Written by Eric Roth (Forrest Gump, Munich), The Nickel Ride follows mob “key man” Cooper (Jason Miller) as he slowly realizes his services are no longer needed. Cooper is in charge of securing storage spaces for the mob to hide their hot contraband. He’s working on a deal that will gain the mob a large of row storage spaces near a railroad station, but he can’t seem to seal the deal. In the past Cooper’s been able to grease the palms of the appropriate cops, but even they’re acting a little reserved towards good ol’ Cooper. He can’t seem to get a sit down with his boss, O’Neal, and when he’s asked to show the ropes to new guy named Turner (Bo Hopkins), a brazen cowboy with a motormouth, Cooper begins spiraling into paranoia.
Jason Miller (The Exorcist) delivers a powerfully understated performance. His dialogue is economical while the way he carries himself is what really shows the growing fear and paranoia in him. His girl, played by Linda Haynes (Rolling Thunder), is a loving, trusting woman who reaches her breaking point during Cooper’s spiral. As the smart-mouthed cowboy Turner, Bo Hopkins (The Wild Bunch) is terrifying. He’s the smile first and shoot you later kind of scumbag.

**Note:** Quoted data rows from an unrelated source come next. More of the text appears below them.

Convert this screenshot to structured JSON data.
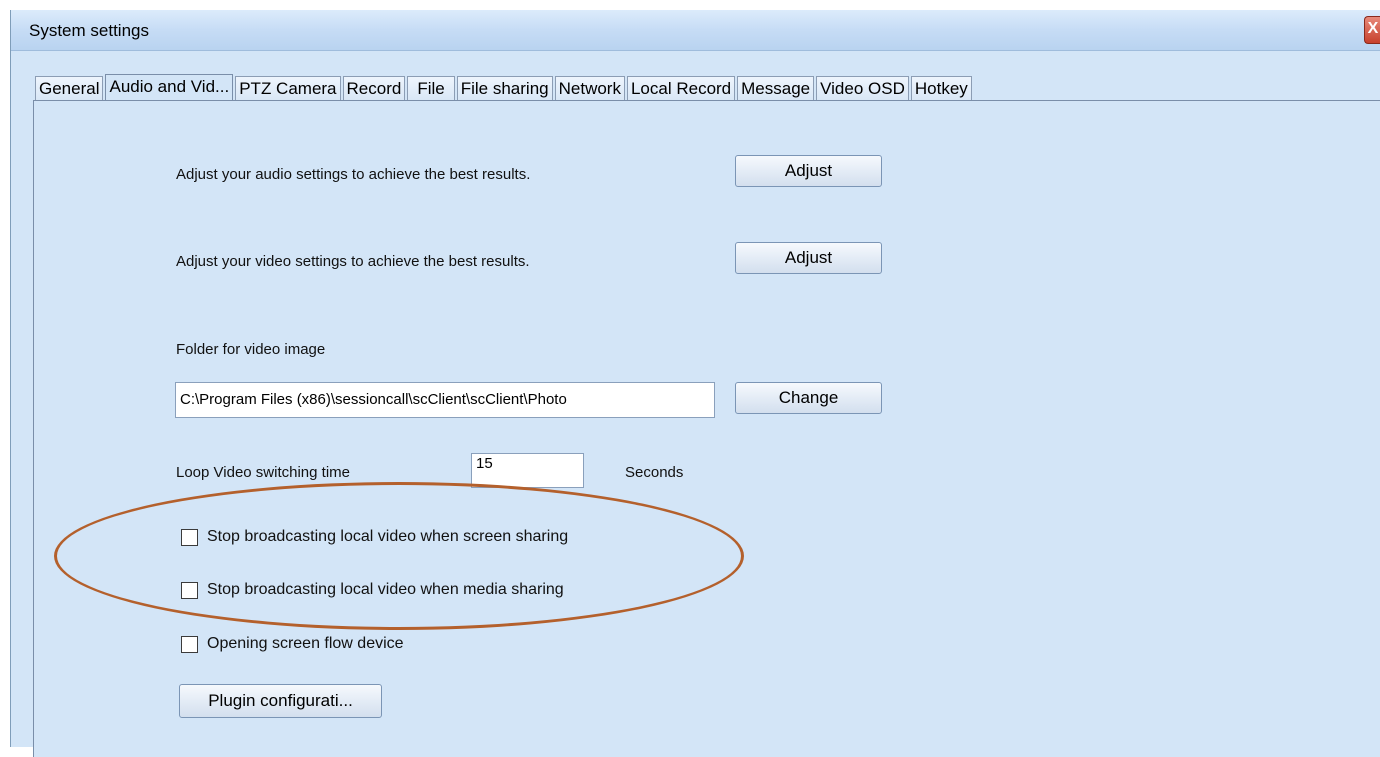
{
  "window": {
    "title": "System settings",
    "close_label": "X"
  },
  "tabs": [
    {
      "label": "General"
    },
    {
      "label": "Audio and Vid..."
    },
    {
      "label": "PTZ Camera"
    },
    {
      "label": "Record"
    },
    {
      "label": "File"
    },
    {
      "label": "File sharing"
    },
    {
      "label": "Network"
    },
    {
      "label": "Local Record"
    },
    {
      "label": "Message"
    },
    {
      "label": "Video OSD"
    },
    {
      "label": "Hotkey"
    }
  ],
  "active_tab": "Audio and Vid...",
  "audio": {
    "text": "Adjust your audio settings to achieve the best results.",
    "button": "Adjust"
  },
  "video": {
    "text": "Adjust your video settings to achieve the best results.",
    "button": "Adjust"
  },
  "folder": {
    "label": "Folder for video image",
    "path": "C:\\Program Files (x86)\\sessioncall\\scClient\\scClient\\Photo",
    "button": "Change"
  },
  "loop": {
    "label": "Loop Video switching time",
    "value": "15",
    "unit": "Seconds"
  },
  "checkboxes": [
    {
      "label": "Stop broadcasting local video when screen sharing",
      "checked": false
    },
    {
      "label": "Stop broadcasting local video when media sharing",
      "checked": false
    },
    {
      "label": "Opening screen flow device",
      "checked": false
    }
  ],
  "plugin": {
    "button": "Plugin configurati..."
  },
  "colors": {
    "panel_bg": "#d3e5f7",
    "annotation_ellipse": "#b4602c"
  }
}
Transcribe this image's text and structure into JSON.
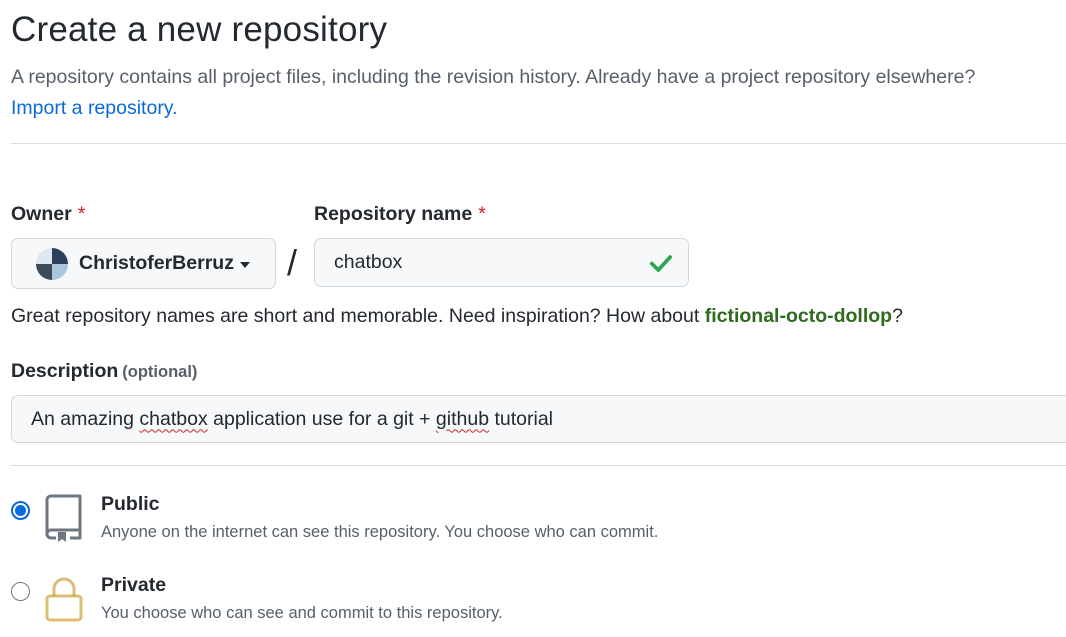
{
  "header": {
    "title": "Create a new repository",
    "subtitle": "A repository contains all project files, including the revision history. Already have a project repository elsewhere?",
    "import_link": "Import a repository."
  },
  "owner": {
    "label": "Owner",
    "required_mark": "*",
    "value": "ChristoferBerruz"
  },
  "separator": "/",
  "repo_name": {
    "label": "Repository name",
    "required_mark": "*",
    "value": "chatbox",
    "valid": true
  },
  "name_hint": {
    "prefix": "Great repository names are short and memorable. Need inspiration? How about ",
    "suggestion": "fictional-octo-dollop",
    "suffix": "?"
  },
  "description": {
    "label": "Description",
    "optional": "(optional)",
    "value_parts": [
      "An amazing ",
      "chatbox",
      " application use for a git + ",
      "github",
      " tutorial"
    ]
  },
  "visibility": {
    "selected": "public",
    "options": [
      {
        "id": "public",
        "title": "Public",
        "description": "Anyone on the internet can see this repository. You choose who can commit.",
        "icon": "repo-icon"
      },
      {
        "id": "private",
        "title": "Private",
        "description": "You choose who can see and commit to this repository.",
        "icon": "lock-icon"
      }
    ]
  },
  "colors": {
    "link": "#0969da",
    "required": "#cf222e",
    "success": "#2da44e",
    "suggestion": "#2f6b1e",
    "radio_selected": "#0969da",
    "private_icon": "#bf8700"
  }
}
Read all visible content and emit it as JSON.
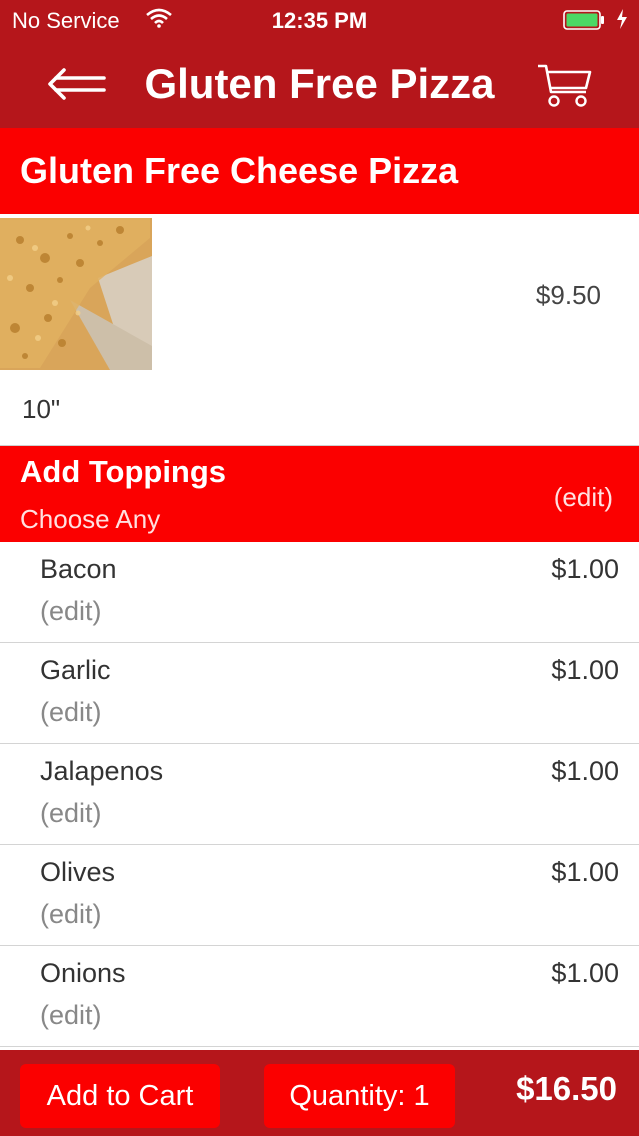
{
  "status_bar": {
    "carrier": "No Service",
    "time": "12:35 PM"
  },
  "nav": {
    "title": "Gluten Free Pizza",
    "back_icon": "back-arrow-icon",
    "cart_icon": "cart-icon"
  },
  "item": {
    "name": "Gluten Free Cheese Pizza",
    "price": "$9.50",
    "size": "10\""
  },
  "toppings_section": {
    "title": "Add Toppings",
    "subtitle": "Choose Any",
    "edit_label": "(edit)"
  },
  "toppings": [
    {
      "name": "Bacon",
      "edit": "(edit)",
      "price": "$1.00"
    },
    {
      "name": "Garlic",
      "edit": "(edit)",
      "price": "$1.00"
    },
    {
      "name": "Jalapenos",
      "edit": "(edit)",
      "price": "$1.00"
    },
    {
      "name": "Olives",
      "edit": "(edit)",
      "price": "$1.00"
    },
    {
      "name": "Onions",
      "edit": "(edit)",
      "price": "$1.00"
    }
  ],
  "footer": {
    "add_to_cart": "Add to Cart",
    "quantity": "Quantity: 1",
    "total": "$16.50"
  },
  "colors": {
    "bar_red": "#b5161b",
    "accent_red": "#fb0000"
  }
}
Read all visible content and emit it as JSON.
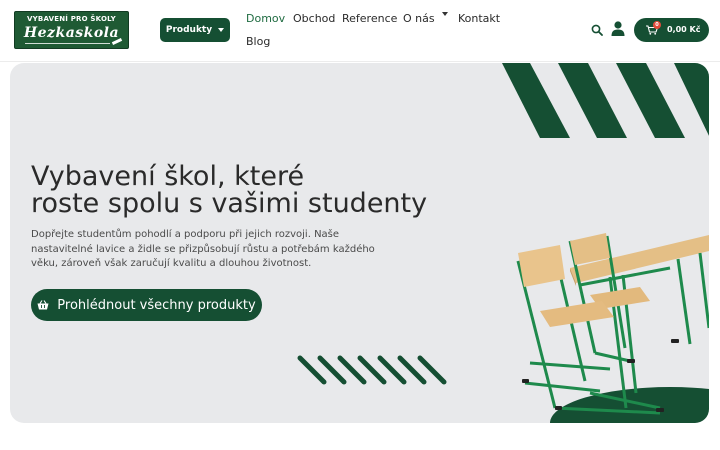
{
  "header": {
    "logo": {
      "line1": "VYBAVENÍ PRO ŠKOLY",
      "line2": "Hezkaskola"
    },
    "products_label": "Produkty",
    "nav": [
      {
        "label": "Domov",
        "active": true
      },
      {
        "label": "Obchod"
      },
      {
        "label": "Reference"
      },
      {
        "label": "O nás",
        "dropdown": true
      },
      {
        "label": "Kontakt"
      },
      {
        "label": "Blog"
      }
    ],
    "cart": {
      "count": "0",
      "total": "0,00 Kč"
    }
  },
  "hero": {
    "title_line1": "Vybavení škol, které",
    "title_line2": "roste spolu s vašimi studenty",
    "text": "Dopřejte studentům pohodlí a podporu při jejich rozvoji. Naše nastavitelné lavice a židle se přizpůsobují růstu a potřebám každého věku, zároveň však zaručují kvalitu a dlouhou životnost.",
    "cta_label": "Prohlédnout všechny produkty"
  },
  "colors": {
    "brand_green": "#154f33",
    "hero_bg": "#e8e9eb",
    "badge_red": "#e24b3b"
  },
  "icons": [
    "search-icon",
    "user-icon",
    "cart-icon",
    "basket-icon"
  ]
}
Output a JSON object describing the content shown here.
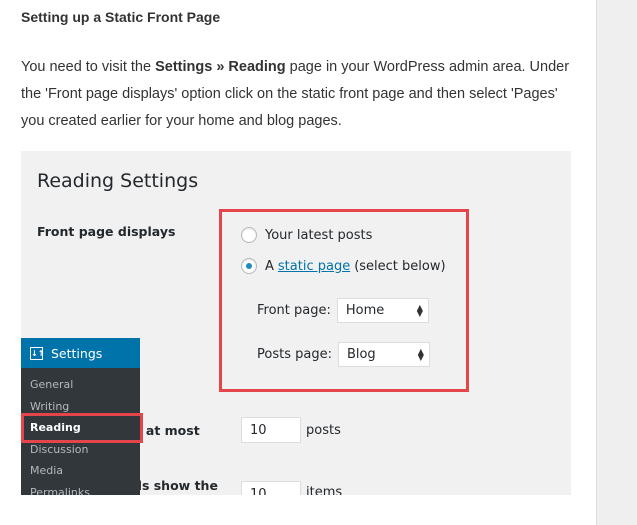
{
  "article": {
    "heading": "Setting up a Static Front Page",
    "para_prefix": "You need to visit the ",
    "para_bold": "Settings » Reading",
    "para_rest": " page in your WordPress admin area. Under the 'Front page displays' option click on the static front page and then select 'Pages' you created earlier for your home and blog pages."
  },
  "screenshot": {
    "title": "Reading Settings",
    "front_page_displays_label": "Front page displays",
    "options": {
      "latest_posts": "Your latest posts",
      "static_prefix": "A",
      "static_link": "static page",
      "static_suffix": "(select below)",
      "selected": "static page"
    },
    "front_page": {
      "label": "Front page:",
      "value": "Home"
    },
    "posts_page": {
      "label": "Posts page:",
      "value": "Blog"
    },
    "blog_pages_label_partial": "w at most",
    "blog_pages_value": "10",
    "blog_pages_unit": "posts",
    "syndication_label_partial": "ds show the",
    "syndication_value": "10",
    "syndication_unit": "items",
    "admin_menu": {
      "header": "Settings",
      "items": [
        "General",
        "Writing",
        "Reading",
        "Discussion",
        "Media",
        "Permalinks"
      ],
      "active": "Reading"
    }
  },
  "colors": {
    "highlight": "#e4454a",
    "wp_blue": "#0073aa",
    "admin_dark": "#32373c"
  }
}
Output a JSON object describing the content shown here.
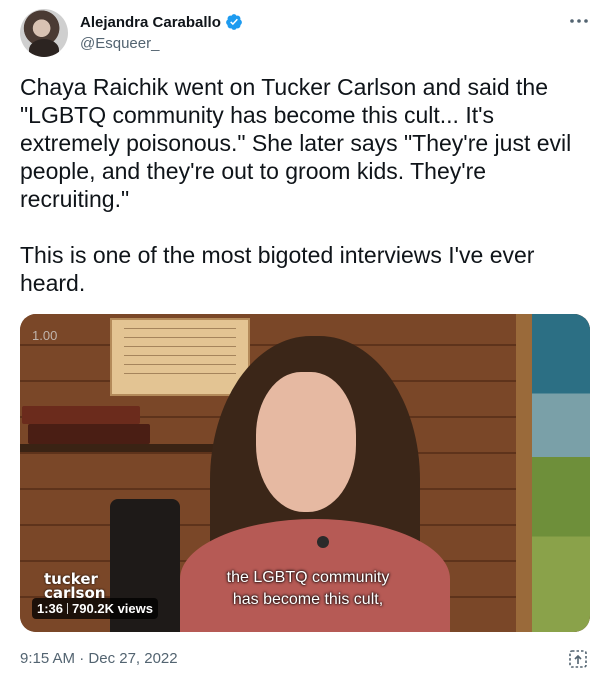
{
  "author": {
    "display_name": "Alejandra Caraballo",
    "handle": "@Esqueer_",
    "verified": true
  },
  "tweet": {
    "text": "Chaya Raichik went on Tucker Carlson and said the \"LGBTQ community has become this cult... It's extremely poisonous.\" She later says \"They're just evil people, and they're out to groom kids. They're recruiting.\"\n\nThis is one of the most bigoted interviews I've ever heard.",
    "time": "9:15 AM",
    "separator": "·",
    "date": "Dec 27, 2022"
  },
  "media": {
    "speed": "1.00",
    "logo_line1": "tucker",
    "logo_line2": "carlson",
    "duration": "1:36",
    "views": "790.2K views",
    "caption_line1": "the LGBTQ community",
    "caption_line2": "has become this cult,"
  },
  "icons": {
    "verified": "verified-badge-icon",
    "more": "more-icon",
    "share": "share-icon"
  },
  "colors": {
    "verified_blue": "#1d9bf0",
    "secondary_text": "#536471",
    "primary_text": "#0f1419"
  }
}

This is one grim beast – fatalistic noir at its best. From Cooper’s dilapidated neighborhood, to the local bar where he’s a celebrity, to the mountain retreat where Cooper and his girl flee, there’s a creeping death that slowly builds up from the first frame to the credits. The film is steeped in realism and the pace is slow, which may turn off casual viewers.
The cinematography by Jordan Cronenweth (Blade Runner) is stunning at times in its use of sparse lighting. The bleakness of it all adds great weight to the tension and the noose slipping around Cooper’s neck. This is a superior crime drama that would fit perfectly on the shelves next to other bummers like Mickey and Nicky and The Friends of Eddie Coyle.